Kashmir does not need another weak committee that meets occasionally and produces routine recommendations.

It needs an empowered horticulture task force with authority to coordinate departments, monitor implementation, remove bottlenecks, and intervene quickly when problems arise.

NITI Aayog’s roadmap is itself framed in mission mode, which shows that the challenge is cross-sectoral and requires convergence among institutions.

Such a task force should bring together the horticulture department, planning agencies, transport authorities, marketing bodies, financial institutions, researchers, cold-chain operators, and representatives of growers.

Its role should include price stabilisation measures, post-harvest infrastructure planning, market intelligence, export promotion, crop-loss tracking, and emergency transport coordination.

Only a body with this range can respond to the true complexity of Kashmir’s horticulture economy.
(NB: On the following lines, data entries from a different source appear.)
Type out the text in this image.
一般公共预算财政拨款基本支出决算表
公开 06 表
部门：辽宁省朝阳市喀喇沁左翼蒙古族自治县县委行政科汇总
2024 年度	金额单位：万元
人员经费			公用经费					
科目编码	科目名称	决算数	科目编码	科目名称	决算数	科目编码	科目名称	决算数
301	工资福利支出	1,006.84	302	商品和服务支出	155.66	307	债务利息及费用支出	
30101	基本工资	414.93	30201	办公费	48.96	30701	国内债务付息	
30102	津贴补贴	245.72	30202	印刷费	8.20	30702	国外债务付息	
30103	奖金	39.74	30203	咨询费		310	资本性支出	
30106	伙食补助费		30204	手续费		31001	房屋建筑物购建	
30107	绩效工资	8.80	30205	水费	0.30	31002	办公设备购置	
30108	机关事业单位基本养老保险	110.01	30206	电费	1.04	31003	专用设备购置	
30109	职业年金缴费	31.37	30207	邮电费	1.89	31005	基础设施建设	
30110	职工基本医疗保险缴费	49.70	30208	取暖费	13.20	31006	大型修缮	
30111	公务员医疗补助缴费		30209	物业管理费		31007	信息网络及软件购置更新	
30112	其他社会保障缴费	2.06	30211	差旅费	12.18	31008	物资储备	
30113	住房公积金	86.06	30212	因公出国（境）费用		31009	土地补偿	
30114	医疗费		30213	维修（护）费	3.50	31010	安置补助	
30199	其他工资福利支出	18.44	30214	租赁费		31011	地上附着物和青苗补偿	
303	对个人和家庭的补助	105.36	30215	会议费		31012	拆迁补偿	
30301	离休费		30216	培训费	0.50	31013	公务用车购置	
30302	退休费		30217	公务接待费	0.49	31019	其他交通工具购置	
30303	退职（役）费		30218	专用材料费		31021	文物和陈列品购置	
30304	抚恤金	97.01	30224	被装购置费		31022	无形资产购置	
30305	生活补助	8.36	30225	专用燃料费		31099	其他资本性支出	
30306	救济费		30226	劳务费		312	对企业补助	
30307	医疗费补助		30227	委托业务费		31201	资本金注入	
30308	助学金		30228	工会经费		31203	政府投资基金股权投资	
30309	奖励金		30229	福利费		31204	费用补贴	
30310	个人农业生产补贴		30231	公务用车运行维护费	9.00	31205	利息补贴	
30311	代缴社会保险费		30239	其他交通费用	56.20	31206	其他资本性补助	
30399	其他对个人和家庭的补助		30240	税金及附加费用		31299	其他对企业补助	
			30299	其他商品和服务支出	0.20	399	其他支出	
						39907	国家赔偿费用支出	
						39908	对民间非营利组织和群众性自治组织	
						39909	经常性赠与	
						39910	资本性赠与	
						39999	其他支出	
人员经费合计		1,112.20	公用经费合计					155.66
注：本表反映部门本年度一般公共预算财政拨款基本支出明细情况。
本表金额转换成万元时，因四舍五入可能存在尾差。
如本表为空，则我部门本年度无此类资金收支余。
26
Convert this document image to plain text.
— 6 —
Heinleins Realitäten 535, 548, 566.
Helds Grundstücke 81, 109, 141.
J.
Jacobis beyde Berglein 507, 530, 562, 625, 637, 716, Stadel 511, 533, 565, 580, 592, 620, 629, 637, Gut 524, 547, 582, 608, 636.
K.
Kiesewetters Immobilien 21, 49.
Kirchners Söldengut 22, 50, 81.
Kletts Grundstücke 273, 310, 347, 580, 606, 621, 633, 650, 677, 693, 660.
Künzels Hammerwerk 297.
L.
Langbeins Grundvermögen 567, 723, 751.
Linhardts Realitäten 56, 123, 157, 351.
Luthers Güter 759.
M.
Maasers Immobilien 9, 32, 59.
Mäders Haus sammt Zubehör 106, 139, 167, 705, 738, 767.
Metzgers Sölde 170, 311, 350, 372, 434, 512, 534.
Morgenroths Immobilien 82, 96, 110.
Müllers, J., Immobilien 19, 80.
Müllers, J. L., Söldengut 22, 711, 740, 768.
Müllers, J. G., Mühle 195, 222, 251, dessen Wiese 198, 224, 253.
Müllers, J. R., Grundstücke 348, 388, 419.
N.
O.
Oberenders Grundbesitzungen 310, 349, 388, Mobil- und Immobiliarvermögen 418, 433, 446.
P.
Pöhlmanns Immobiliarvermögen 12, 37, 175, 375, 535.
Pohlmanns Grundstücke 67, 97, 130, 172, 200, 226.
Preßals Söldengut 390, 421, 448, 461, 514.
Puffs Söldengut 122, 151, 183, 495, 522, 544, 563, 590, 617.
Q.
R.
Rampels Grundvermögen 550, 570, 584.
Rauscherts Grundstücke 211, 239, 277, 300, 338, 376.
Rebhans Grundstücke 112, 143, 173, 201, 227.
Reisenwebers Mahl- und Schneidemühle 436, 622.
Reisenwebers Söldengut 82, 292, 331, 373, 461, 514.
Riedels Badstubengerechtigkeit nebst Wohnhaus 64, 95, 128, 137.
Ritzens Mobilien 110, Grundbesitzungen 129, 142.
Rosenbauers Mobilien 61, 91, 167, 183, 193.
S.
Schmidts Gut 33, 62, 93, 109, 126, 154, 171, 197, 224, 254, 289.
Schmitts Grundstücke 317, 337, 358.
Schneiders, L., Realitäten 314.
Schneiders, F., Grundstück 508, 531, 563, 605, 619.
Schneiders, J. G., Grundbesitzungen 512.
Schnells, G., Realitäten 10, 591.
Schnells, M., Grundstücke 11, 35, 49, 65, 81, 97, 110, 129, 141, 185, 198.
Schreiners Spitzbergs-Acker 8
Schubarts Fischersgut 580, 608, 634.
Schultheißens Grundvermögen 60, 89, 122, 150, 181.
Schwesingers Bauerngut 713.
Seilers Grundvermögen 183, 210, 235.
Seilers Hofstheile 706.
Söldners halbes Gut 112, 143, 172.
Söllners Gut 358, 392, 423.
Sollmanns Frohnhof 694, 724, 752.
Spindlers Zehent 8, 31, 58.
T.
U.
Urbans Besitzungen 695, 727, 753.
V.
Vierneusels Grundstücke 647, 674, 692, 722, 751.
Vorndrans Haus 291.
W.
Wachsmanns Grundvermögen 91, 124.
Kashmir would not be alone in adopting such a model.

Other regions in India have used high-level coordination mechanisms for agriculture and horticulture development, especially where geography and infrastructure gaps create special challenges.

The North Eastern Region has relied on high-level task force mechanisms and inter-governmental coordination for project facilitation and regional development.

Mountain states such as Himachal Pradesh have also long shown that horticulture requires coordinated policy attention because production, storage, extension, and transport are deeply connected.

The broader lesson is straightforward. Where horticulture is central to the economy and where geography creates logistical vulnerability, governance must be stronger and more integrated. Jammu and Kashmir meets both conditions fully.

The story from the Kisan Mela should not be forgotten. A man with almost nothing was still carrying two apple grafting sticks home.

That means horticulture in Kashmir is not just a sector; it is a stubborn form of hope.

But hope cannot survive indefinitely in a system broken by low prices, minimum policy awareness, inadequate CA storage, transport uncertainty, and recurring losses.

Kashmir needs an empowered horticulture task force because the crisis is structural, not seasonal.

The rate problem needs market reform. The storage problem needs urgent infrastructure expansion.

The transport problem needs coordinated logistics. The losses of the past five years need continuous monitoring and rapid response.

If the state wants to protect rural livelihoods and preserve one of Kashmir’s greatest economic strengths, then horticulture must be governed with the seriousness it deserves.

 

The author is an entrepreneur managing infrastructure and agricultural ventures in Kashmir. He is also a fellow of the Ananta Aspen Global Leadership Network (AGLN).